Where does October go when its time has passed?
Everyone has a home to retreat to when the party is over, don’t they?
I’ve always thought of October like an old friend, one I don’t get to see frequently throughout the year, and one who, sadly, has a tendency to leave without saying goodbye.
So many November mornings I woke up, trying to find the traces of my beloved, who’d just been there the night before. And, although certain things remained the same, the comfort of knowing that October was there was almost entirely gone, as if it never existed at all.
As the years have gone on, October’s exit has only become more abrupt, with the bully December trying to block out November, and memories of October, entirely.
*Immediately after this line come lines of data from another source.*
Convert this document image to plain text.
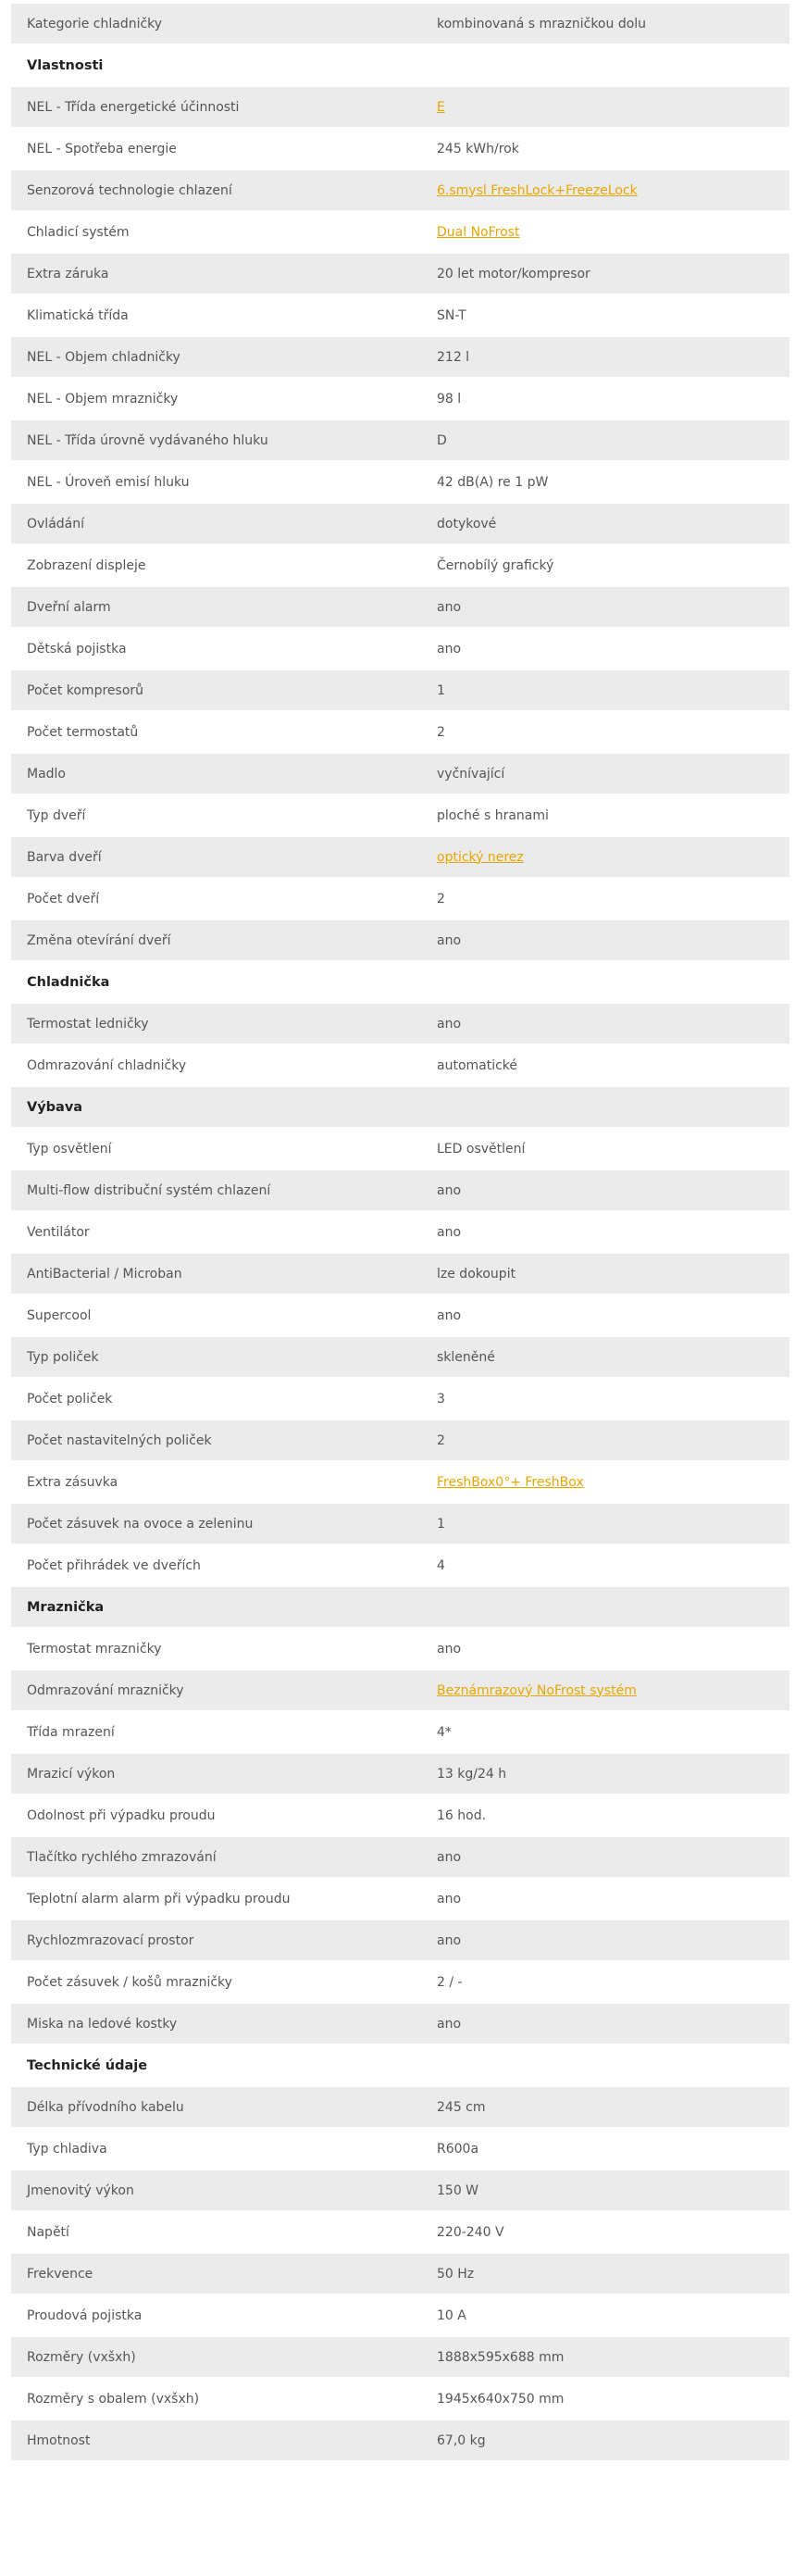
Kategorie chladničky	kombinovaná s mrazničkou dolu
Vlastnosti
NEL - Třída energetické účinnosti	E
NEL - Spotřeba energie	245 kWh/rok
Senzorová technologie chlazení	6.smysl FreshLock+FreezeLock
Chladicí systém	Dual NoFrost
Extra záruka	20 let motor/kompresor
Klimatická třída	SN-T
NEL - Objem chladničky	212 l
NEL - Objem mrazničky	98 l
NEL - Třída úrovně vydávaného hluku	D
NEL - Úroveň emisí hluku	42 dB(A) re 1 pW
Ovládání	dotykové
Zobrazení displeje	Černobílý grafický
Dveřní alarm	ano
Dětská pojistka	ano
Počet kompresorů	1
Počet termostatů	2
Madlo	vyčnívající
Typ dveří	ploché s hranami
Barva dveří	optický nerez
Počet dveří	2
Změna otevírání dveří	ano
Chladnička
Termostat ledničky	ano
Odmrazování chladničky	automatické
Výbava
Typ osvětlení	LED osvětlení
Multi-flow distribuční systém chlazení	ano
Ventilátor	ano
AntiBacterial / Microban	lze dokoupit
Supercool	ano
Typ poliček	skleněné
Počet poliček	3
Počet nastavitelných poliček	2
Extra zásuvka	FreshBox0°+ FreshBox
Počet zásuvek na ovoce a zeleninu	1
Počet přihrádek ve dveřích	4
Mraznička
Termostat mrazničky	ano
Odmrazování mrazničky	Beznámrazový NoFrost systém
Třída mrazení	4*
Mrazicí výkon	13 kg/24 h
Odolnost při výpadku proudu	16 hod.
Tlačítko rychlého zmrazování	ano
Teplotní alarm alarm při výpadku proudu	ano
Rychlozmrazovací prostor	ano
Počet zásuvek / košů mrazničky	2 / -
Miska na ledové kostky	ano
Technické údaje
Délka přívodního kabelu	245 cm
Typ chladiva	R600a
Jmenovitý výkon	150 W
Napětí	220-240 V
Frekvence	50 Hz
Proudová pojistka	10 A
Rozměry (vxšxh)	1888x595x688 mm
Rozměry s obalem (vxšxh)	1945x640x750 mm
Hmotnost	67,0 kg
But still, where does it go?
I’ve spent much of my life trying to find October’s home. If it can’t come to me, all year round, then why shouldn’t I be able to go to it?
I’ve found that October doesn’t retreat to one place. Maybe it’s cliche to say that it lives in our hearts, but it does. And if you have October in your heart, then you can find it in the physical world, anywhere.
October doesn’t simply stop existing. It doesn’t crawl back into its hole like the groundhog after its yearly appearance on February 2nd. It stays, always, if you know how to look for it.
Whenever there’s a spooky whisper to the wind, that is October reminding you that it’s watching over you. Whenever a dead leaf suddenly flutters to the ground, no matter how brittle and brown it may have become, that is October reminding you of what’s to come. The smell of a summer bonfire, the eerie stillness of snow, that odd change in the weather as winter shifts into spring…that is all October, calling you from a distance, hoping that you’ll always remember, and always believe.
The comforting thing about October is that, unlike people we may grow apart from in our lifetimes, it always comes back. But for those of us that need it most, whose lives are fed by that feeling, it is never far away, at all.